Stricter rules for the written advice practitioners give taxpayers

Why has Circular 230–a set of regulations for individuals who practice before the IRS–been such a hot topic lately? Because on June 20, much stricter rules governing the written advice that practitioners (accountants, attorneys, enrolled agents) give to taxpayers will go into effect.

The following revisions to Circular 230, potential ramifications of the changes, and current controversy surrounding the modified rules will affect anyone who issues written advice concerning certain tax-favored transactions.

Until fairly recently, disclosure of participation in tax shelters rarely occurred because penalties for nondisclosure were nonexistent. And the list of shelters that were required to be registered under the prior version of the Code was also fairly narrow. Prior to the enactment of the American Jobs Creation Act of 2004 (AJCA), taxpayers involved in tax shelters played the audit lottery and usually avoided detection by the IRS. Opinion letters buttressed the growth of tax shelters under the old version of Circular 230.

After years of hemorrhaging lost tax revenue (potentially billions of dollars) due to ineffective laws, the IRS started fighting back by expanding its shelter-fighting staff and issuing lots of guidance targeting a much broader scope of transactions (e.g., listed transactions, which are transactions identified by the IRS as tax avoidance transactions in nature).

Under AJCA (enacted in October 2004), Congress not only subjected a broader scope of transactions to mandatory disclosure, but most importantly, enacted stiff new monetary penalties for nondisclosure as well. One new penalty applies to individuals even if there is no understatement of income, and amounts to $10,000 or $100,000–depending on whether the undisclosed transaction is simply a reportable transaction or has been classified as a listed transaction.

Although the revised version of Circular 230 does not directly impact agents (unless they fall into one of the categories stated above), they need to be aware of the pending changes that may significantly affect the scope and nature of the covered opinions (and other written advice) their clients may be receiving–and perhaps paying larger fees to obtain.

What is a “covered opinion”? Under the final version of Circular 230 (issued in December 2004) a “covered opinion” means written advice (including e-mails) that concerns one or more federal tax issues arising from a listed transaction.

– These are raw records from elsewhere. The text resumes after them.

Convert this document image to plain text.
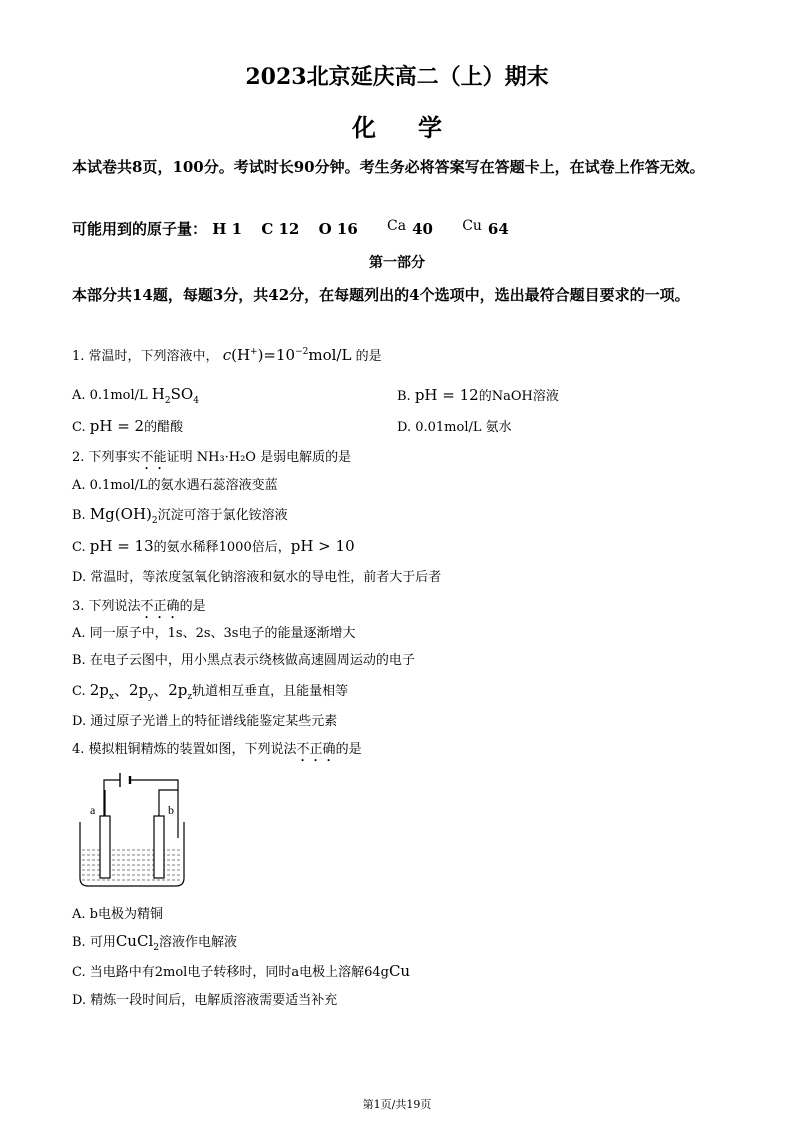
2023北京延庆高二（上）期末
化学
本试卷共8页，100分。考试时长90分钟。考生务必将答案写在答题卡上，在试卷上作答无效。
可能用到的原子量： H 1 C 12 O 16 Ca 40 Cu 64
第一部分
本部分共14题，每题3分，共42分，在每题列出的4个选项中，选出最符合题目要求的一项。
1. 常温时，下列溶液中， $c(H^+)=10^{-2}mol/L$ 的是
A. 0.1mol/L $H_2SO_4$	B. pH = 12的NaOH溶液
C. pH = 2的醋酸	D. 0.01mol/L 氨水
2. 下列事实不能证明 NH₃·H₂O 是弱电解质的是
A. 0.1mol/L的氨水遇石蕊溶液变蓝
B. $Mg(OH)_2$沉淀可溶于氯化铵溶液
C. pH = 13的氨水稀释1000倍后，pH > 10
D. 常温时，等浓度氢氧化钠溶液和氨水的导电性，前者大于后者
3. 下列说法不正确的是
A. 同一原子中，1s、2s、3s电子的能量逐渐增大
B. 在电子云图中，用小黑点表示绕核做高速圆周运动的电子
C. $2p_x$、$2p_y$、$2p_z$轨道相互垂直，且能量相等
D. 通过原子光谱上的特征谱线能鉴定某些元素
4. 模拟粗铜精炼的装置如图，下列说法不正确的是
a	b
A. b电极为精铜
B. 可用CuCl$_2$溶液作电解液
C. 当电路中有2mol电子转移时，同时a电极上溶解64gCu
D. 精炼一段时间后，电解质溶液需要适当补充
第1页/共19页
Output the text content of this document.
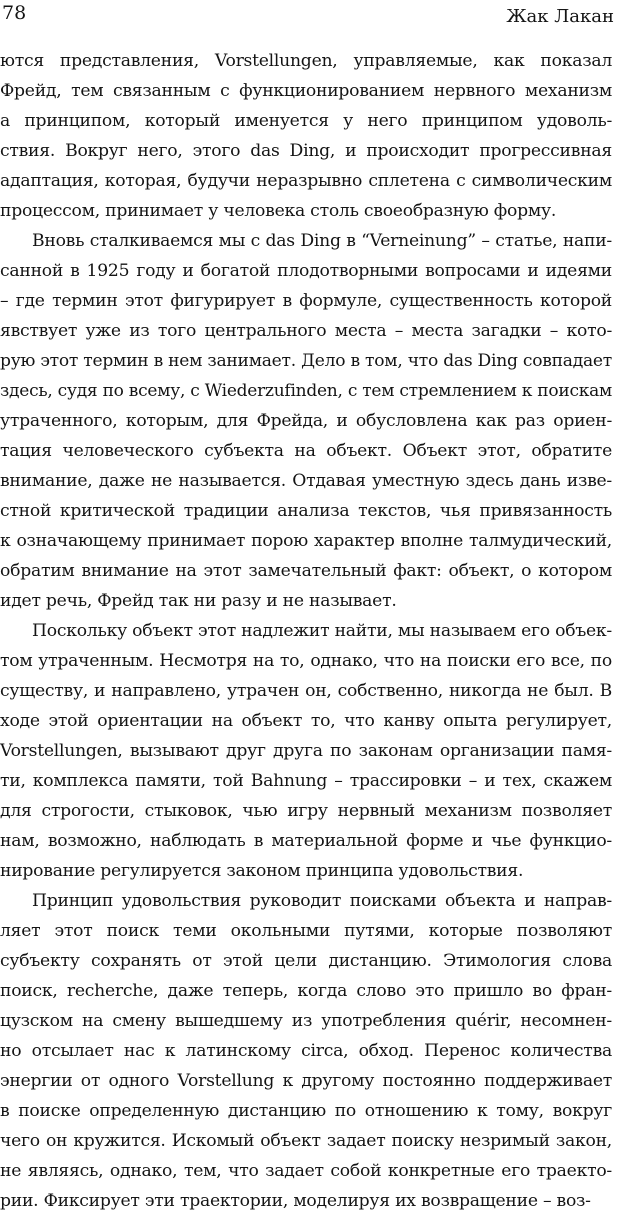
78	Жак Лакан
ются представления, Vorstellungen, управляемые, как показал
Фрейд, тем связанным с функционированием нервного механизм
а принципом, который именуется у него принципом удоволь-
ствия. Вокруг него, этого das Ding, и происходит прогрессивная
адаптация, которая, будучи неразрывно сплетена с символическим
процессом, принимает у человека столь своеобразную форму.
Вновь сталкиваемся мы с das Ding в “Verneinung” – статье, напи-
санной в 1925 году и богатой плодотворными вопросами и идеями
– где термин этот фигурирует в формуле, существенность которой
явствует уже из того центрального места – места загадки – кото-
рую этот термин в нем занимает. Дело в том, что das Ding совпадает
здесь, судя по всему, с Wiederzufinden, с тем стремлением к поискам
утраченного, которым, для Фрейда, и обусловлена как раз ориен-
тация человеческого субъекта на объект. Объект этот, обратите
внимание, даже не называется. Отдавая уместную здесь дань изве-
стной критической традиции анализа текстов, чья привязанность
к означающему принимает порою характер вполне талмудический,
обратим внимание на этот замечательный факт: объект, о котором
идет речь, Фрейд так ни разу и не называет.
Поскольку объект этот надлежит найти, мы называем его объек-
том утраченным. Несмотря на то, однако, что на поиски его все, по
существу, и направлено, утрачен он, собственно, никогда не был. В
ходе этой ориентации на объект то, что канву опыта регулирует,
Vorstellungen, вызывают друг друга по законам организации памя-
ти, комплекса памяти, той Bahnung – трассировки – и тех, скажем
для строгости, стыковок, чью игру нервный механизм позволяет
нам, возможно, наблюдать в материальной форме и чье функцио-
нирование регулируется законом принципа удовольствия.
Принцип удовольствия руководит поисками объекта и направ-
ляет этот поиск теми окольными путями, которые позволяют
субъекту сохранять от этой цели дистанцию. Этимология слова
поиск, recherche, даже теперь, когда слово это пришло во фран-
цузском на смену вышедшему из употребления quérir, несомнен-
но отсылает нас к латинскому circa, обход. Перенос количества
энергии от одного Vorstellung к другому постоянно поддерживает
в поиске определенную дистанцию по отношению к тому, вокруг
чего он кружится. Искомый объект задает поиску незримый закон,
не являясь, однако, тем, что задает собой конкретные его траекто-
рии. Фиксирует эти траектории, моделируя их возвращение – воз-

The term “covered opinion” also includes any plan or arrangement the principal purpose of which is avoidance or evasion of any tax. But perhaps most notable–and most unsettling, especially with respect to estate and gift planning–is the fact that a “covered opinion” as that term is currently worded also applies to any plan or arrangement a significant purpose of which is the avoidance or evasion of tax if the written advice is:

(1) a “reliance opinion” (advice that concludes that one or more significant federal tax issues would be resolved in the taxpayer’s favor at a confidence level of more likely than not–in other words, greater than a 50% likelihood);

(2) a “marketed opinion” (the practitioner knows that the written advice will be used or referred to by a person other than the practitioner in promoting, marketing or recommending);

(3) subject to confidentiality; or

(4) subject to contractual protection.

Written advice will not be treated as a reliance opinion if the practitioner prominently discloses that the written advice was not written to be used, and cannot be used, for the purpose of avoiding penalties. Similarly, written advice generally will not be treated as a marketed opinion if it does not concern a listed transaction or a plan or arrangement having the principal purposes of avoidance or evasion of tax and the written advice contains this disclosure.

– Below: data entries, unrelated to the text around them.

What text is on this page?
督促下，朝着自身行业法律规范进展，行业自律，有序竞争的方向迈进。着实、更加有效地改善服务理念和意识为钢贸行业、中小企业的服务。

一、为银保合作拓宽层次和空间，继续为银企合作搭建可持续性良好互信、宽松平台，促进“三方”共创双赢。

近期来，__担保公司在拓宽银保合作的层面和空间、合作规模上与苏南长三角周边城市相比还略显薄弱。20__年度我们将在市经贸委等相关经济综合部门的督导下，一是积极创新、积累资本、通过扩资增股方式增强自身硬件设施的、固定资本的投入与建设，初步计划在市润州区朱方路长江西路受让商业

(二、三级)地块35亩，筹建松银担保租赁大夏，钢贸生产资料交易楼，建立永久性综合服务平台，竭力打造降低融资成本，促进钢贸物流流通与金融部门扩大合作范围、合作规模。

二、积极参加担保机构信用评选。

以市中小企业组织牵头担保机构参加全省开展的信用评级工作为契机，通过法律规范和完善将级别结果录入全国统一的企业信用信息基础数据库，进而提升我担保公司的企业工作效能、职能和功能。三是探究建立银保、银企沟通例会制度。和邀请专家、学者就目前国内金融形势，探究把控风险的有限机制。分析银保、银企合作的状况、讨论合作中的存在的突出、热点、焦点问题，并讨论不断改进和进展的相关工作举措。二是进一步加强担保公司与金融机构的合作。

In a covered opinion, the practitioner must, among other things, state the facts being relied on, relate the law to the facts, provide an overall conclusion, and also disclose fee arrangements between promoters and practitioners.

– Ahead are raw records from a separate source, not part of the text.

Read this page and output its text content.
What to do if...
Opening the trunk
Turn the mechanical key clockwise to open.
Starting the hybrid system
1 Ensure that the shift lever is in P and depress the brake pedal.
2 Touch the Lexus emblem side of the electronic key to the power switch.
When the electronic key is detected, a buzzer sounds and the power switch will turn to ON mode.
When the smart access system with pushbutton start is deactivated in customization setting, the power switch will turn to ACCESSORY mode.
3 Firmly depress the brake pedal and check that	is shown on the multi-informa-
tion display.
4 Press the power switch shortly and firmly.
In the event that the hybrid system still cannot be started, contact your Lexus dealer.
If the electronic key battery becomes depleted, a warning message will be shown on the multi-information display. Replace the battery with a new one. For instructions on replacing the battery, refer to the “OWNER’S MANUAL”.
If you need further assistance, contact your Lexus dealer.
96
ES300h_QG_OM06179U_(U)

In recent weeks, practitioners have vociferously argued that the final rules were much too broad in scope, conceivably encompass almost every type of tax advice and transaction–whether abusive or not–and basically render opinion letter writing unworkable. Even though no estate planning techniques have been categorized as listed transactions to date, practitioners are nevertheless concerned that the overly broad language of Circular 230 may pull in large numbers of what now are considered to be legitimate planning techniques.

The furor over the controversial Circular 230 rules as currently phrased had escalated to the point that the Director of the Office of Professional Responsibility announced on April 28 that further revisions would be made to Circular 230 and that such changes would be released before the Circular 230 regulations go into effect.

On May 19, 2005, the IRS clarified and narrowed the application of the previously published final regulations in response to comments that the rules were too broad.

The IRS clarified that:

o The “principal purpose” of a partnership, investment plan or arrangement (or other plan or arrangement) is the avoidance or evasion of any tax imposed by the Internal Revenue Code if that purpose exceeds any other purpose.

o The “principal purpose” of a partnership, investment plan or arrangement is not to avoid or evade federal tax if that partnership, entity, plan or arrangement has as its purpose the claiming of tax benefits in a manner consistent with the statute and congressional purpose.

o A partnership, entity, plan or arrangement may have a significant purpose of avoidance or evasion even though it does not have the principal purpose of avoidance or evasion.